The experiments focus on the BiasInBios dataset, which features short biographies annotated with gender and profession. The generated counterfactuals are evaluated for their efficacy in bias mitigation in profession classification. The classifiers trained with augmented datasets, consisting of both the original and counterfactual samples, exhibited reduced gender bias, demonstrating the practical utility of these counterfactuals in enhancing model fairness.

Qualitative and quantitative analyses of the generated counterfactuals highlight several noteworthy findings:

  • Pronoun Shift: Significant changes were observed in pronoun usage as an expected outcome of gender-oriented interventions, affecting terms like “he” vs. “she” or “his” vs. “her”.
  • Content Word Frequency: Changes in the frequency of words associated with professional or stereotypical contexts post-intervention were noted, which aligns with attempts to uncover latent gender biases encoded within the models.
  • Human and Automatic Evaluations: Human annotation indicated successful gender flips, especially for MiMiC and MiMiC+ interventions, and maintained satisfactory text quality. Automated perplexity assessment provided additional evidence of the method's robust performance in generating coherent text.

Implications and Future Directions

The theoretical implication of this work is profound as it bridges representation interventions and natural language, providing a valuable tool for bias analysis in NLP models.

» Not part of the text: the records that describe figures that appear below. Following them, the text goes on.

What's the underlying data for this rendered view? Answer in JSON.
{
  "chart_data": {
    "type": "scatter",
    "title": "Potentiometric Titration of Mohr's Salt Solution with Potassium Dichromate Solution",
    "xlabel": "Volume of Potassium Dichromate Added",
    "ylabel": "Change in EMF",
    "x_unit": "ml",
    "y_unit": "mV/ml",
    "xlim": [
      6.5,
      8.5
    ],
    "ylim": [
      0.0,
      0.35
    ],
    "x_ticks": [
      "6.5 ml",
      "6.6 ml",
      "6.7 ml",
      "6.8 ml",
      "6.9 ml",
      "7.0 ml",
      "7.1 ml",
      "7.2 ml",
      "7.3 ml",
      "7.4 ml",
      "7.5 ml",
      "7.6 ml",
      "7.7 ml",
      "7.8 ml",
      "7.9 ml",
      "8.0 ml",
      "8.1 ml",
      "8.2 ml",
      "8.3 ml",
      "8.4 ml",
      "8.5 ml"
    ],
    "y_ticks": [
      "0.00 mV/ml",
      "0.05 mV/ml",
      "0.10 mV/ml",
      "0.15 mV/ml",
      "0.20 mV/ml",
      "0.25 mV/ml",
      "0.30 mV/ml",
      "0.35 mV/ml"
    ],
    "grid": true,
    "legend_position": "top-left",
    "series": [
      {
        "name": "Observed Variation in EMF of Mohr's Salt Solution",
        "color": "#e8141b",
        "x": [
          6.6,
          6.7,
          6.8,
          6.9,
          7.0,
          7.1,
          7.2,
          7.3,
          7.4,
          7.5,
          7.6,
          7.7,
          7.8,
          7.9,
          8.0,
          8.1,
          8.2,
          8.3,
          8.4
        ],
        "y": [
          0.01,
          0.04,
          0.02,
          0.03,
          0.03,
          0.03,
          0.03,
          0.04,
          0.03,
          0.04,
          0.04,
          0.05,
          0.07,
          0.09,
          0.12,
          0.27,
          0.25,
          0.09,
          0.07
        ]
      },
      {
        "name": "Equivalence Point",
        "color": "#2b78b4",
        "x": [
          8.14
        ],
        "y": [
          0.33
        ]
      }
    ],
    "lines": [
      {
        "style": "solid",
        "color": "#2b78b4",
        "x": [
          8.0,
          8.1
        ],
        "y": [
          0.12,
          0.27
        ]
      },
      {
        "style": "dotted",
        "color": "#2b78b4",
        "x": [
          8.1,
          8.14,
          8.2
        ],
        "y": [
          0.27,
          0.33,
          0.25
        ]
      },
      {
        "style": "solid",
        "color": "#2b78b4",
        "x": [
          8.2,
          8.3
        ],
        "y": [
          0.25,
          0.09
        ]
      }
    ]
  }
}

Practically, this advancement plays a crucial role in developing strategies to counteract inherent biases in AI systems, thus promoting fairer and more ethical AI applications.

Future research could expand beyond binary attribute values to more nuanced, multi-dimensional demographic traits, and explore the scalability and adaptability of this approach across diverse domains and languages. Enhanced methods to refine and assess the quality of counterfactual inversions can further augment its application scope, potentially providing richer explanations and interpretability within AI models used in decision-making processes.